Postby zero » Mon Mar 25, 2013 10:35 pm

gorilla monsoon wrote:So a question, zero, would you be happy to stick with that statement and ride on autoroutes, autostradale, autobahnen ans autovias in Europe where The Italians, French, Spanish et al routinely drive at 150km/h and the Germans at 200km/h?


To get to my folks place, I must ride 10kms including a bridge with no shoulders on a 110km/hr road, on the wrong side of the town where the cops don't sit, in a country where the Government has introduced b-doubles and is itching to introduce b-triples, at night.

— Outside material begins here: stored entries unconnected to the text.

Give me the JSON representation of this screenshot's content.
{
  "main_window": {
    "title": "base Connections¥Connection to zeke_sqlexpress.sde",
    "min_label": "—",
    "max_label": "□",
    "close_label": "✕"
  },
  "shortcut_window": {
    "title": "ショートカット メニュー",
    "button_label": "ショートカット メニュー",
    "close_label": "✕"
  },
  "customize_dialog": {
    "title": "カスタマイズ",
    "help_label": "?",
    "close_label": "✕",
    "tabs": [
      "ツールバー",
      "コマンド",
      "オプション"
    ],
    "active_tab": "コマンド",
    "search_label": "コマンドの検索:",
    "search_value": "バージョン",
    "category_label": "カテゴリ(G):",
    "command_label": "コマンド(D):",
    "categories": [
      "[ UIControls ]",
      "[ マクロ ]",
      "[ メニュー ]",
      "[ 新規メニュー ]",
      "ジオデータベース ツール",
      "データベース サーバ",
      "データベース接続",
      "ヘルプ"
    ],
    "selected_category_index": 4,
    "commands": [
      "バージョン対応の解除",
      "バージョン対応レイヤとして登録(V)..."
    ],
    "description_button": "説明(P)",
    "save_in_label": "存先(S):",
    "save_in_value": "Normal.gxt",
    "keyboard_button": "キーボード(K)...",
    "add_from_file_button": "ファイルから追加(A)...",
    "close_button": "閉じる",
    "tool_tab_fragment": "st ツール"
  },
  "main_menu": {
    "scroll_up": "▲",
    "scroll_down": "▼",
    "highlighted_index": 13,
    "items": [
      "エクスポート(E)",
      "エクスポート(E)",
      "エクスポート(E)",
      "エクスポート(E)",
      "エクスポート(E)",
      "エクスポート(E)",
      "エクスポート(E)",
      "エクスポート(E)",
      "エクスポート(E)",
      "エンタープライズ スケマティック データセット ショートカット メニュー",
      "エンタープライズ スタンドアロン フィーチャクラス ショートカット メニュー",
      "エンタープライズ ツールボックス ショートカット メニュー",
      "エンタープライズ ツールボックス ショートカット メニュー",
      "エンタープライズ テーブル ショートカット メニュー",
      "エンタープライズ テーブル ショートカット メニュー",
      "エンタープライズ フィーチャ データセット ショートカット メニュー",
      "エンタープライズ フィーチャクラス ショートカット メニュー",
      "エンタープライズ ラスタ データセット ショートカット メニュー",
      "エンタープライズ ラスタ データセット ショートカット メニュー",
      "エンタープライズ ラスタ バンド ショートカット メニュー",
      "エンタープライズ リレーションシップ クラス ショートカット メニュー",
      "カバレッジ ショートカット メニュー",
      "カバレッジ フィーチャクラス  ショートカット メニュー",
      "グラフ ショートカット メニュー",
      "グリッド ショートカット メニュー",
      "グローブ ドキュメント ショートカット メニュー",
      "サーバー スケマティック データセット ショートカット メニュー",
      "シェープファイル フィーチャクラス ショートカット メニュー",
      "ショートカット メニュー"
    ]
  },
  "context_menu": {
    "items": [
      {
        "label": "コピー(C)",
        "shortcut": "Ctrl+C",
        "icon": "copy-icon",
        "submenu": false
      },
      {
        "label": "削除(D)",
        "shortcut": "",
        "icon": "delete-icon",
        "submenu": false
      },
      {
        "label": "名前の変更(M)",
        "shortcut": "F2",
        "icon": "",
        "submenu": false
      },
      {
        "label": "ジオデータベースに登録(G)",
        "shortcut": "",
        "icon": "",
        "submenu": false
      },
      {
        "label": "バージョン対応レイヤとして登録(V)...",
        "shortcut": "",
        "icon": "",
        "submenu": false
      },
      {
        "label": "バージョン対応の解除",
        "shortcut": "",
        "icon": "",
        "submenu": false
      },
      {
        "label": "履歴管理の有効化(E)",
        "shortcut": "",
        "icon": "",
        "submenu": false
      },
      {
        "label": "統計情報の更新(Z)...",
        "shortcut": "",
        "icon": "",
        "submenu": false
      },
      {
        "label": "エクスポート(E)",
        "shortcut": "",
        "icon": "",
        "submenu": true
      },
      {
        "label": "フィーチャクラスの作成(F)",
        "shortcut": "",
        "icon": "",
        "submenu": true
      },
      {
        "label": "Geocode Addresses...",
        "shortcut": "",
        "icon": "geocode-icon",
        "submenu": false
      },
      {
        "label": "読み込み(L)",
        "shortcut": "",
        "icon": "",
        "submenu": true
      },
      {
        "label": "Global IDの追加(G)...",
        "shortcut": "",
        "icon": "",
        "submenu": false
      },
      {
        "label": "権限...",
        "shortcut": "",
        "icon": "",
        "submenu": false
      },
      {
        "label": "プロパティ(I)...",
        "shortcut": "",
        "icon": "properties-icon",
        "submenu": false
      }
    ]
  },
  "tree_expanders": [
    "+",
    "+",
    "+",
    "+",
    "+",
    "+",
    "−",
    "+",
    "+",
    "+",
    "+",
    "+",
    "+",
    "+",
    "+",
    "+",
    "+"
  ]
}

If I chose to visit a friend from way back when we went to the same school, I'd be looking at a 50km round trip on such a road. If someone can't drive properly on that, its all the same as someone that can't drive properly on an autobahn.

If one takes a public road and rebuilds it to autostrada / autobahn standard and thus excludes some vehicles, one must provide a clear, express road for the excluded vehicles. Ie I would use the M7 shared path in preference to the M7 yes ?

In any case, much of their rules appear to effect roads where the rules should in fact require primacy for the bicycle. ie there is nothing but idiocy in enshrining rules intended to encourage motorists squeezing past bicycles, honestly if you are so inclined to hog the road that you must bring a vehicle that is twice as wide as necessary for the load carried (as 90% of motorists do), on a road that it only barely fits past oncoming traffic, then IMO tough luck.